The nation’s car rental industry has experienced a steep drop in business as people cancel travel plans and stay at home following a surge in local COVID-19 infections last month.
The slump in business is particularly damaging for some car rental firms and might push them into bankruptcy, the Chinese-language Liberty Times (the sister newspaper of the Taipei Times) reported yesterday, citing the Taipei Passenger Car Rental Association.
The association has called on the government to suspend vehicle fuel tax and vehicle license tax this year to help car rental companies overcome the difficulties, the newspaper reported.
Photo courtesy of Carplus Auto Leasing Co
The government last year halved the vehicle fuel and license taxes for car rental companies as part of its COVID-19 relief measures, the association said.
However, despite the situation this year being more severe than last year, the government’s latest “Stimulus 4.0” COVID-19 relief package contains no measures for the industry, leaving companies in a more miserable state, the association added.
Carplus Auto Leasing Corp (格上租車), a unit of Yulon Group (裕隆集團), has seen revenue from its short-term car rental and chauffeur service drop by nearly 70 percent, the Liberty Times reported.
The company’s rental business has been in the red since May 15, when the level 3 COVID-19 alert was first issued in Taipei and New Taipei City, it said.
Hotai Leasing Corp (和運租車), a subsidiary of Hotai Motor Co (和泰汽車), also experienced a collapse in rental bookings, the paper reported.
Hotai Leasing, whose iRent mobile app allows customers to make reservations, collect and return rental cars at different locations any time, said more than 4,000 of its vehicles are in parking lots and roadside parking spaces, while about 2,000 vehicles have been left idle at its local outlets, as people avoid travel, the newspaper reported.

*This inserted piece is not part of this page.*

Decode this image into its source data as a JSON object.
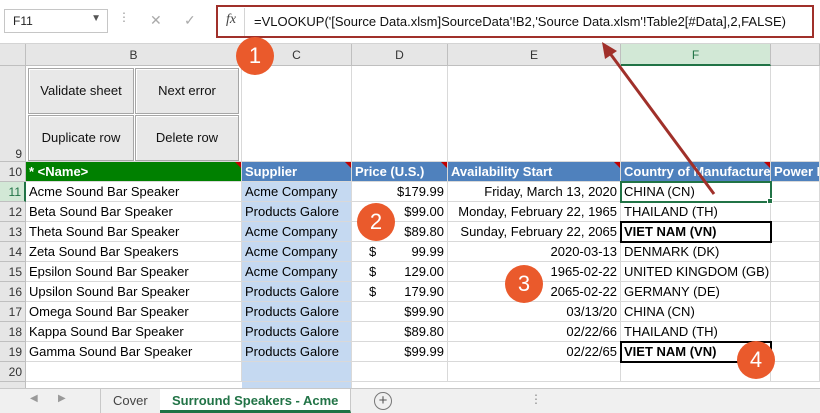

The association urged the government to include the car rental business in its relief package and provide other aid options, such as subsidizing up to 40 percent of workers’ salaries for rental business and issuing a subsidy of NT$10,000 per month per chauffeur for three months.
The government could also help rental firms negotiate auto loan extensions with banks and offer them full-interest subsidies during the extension period, the association said.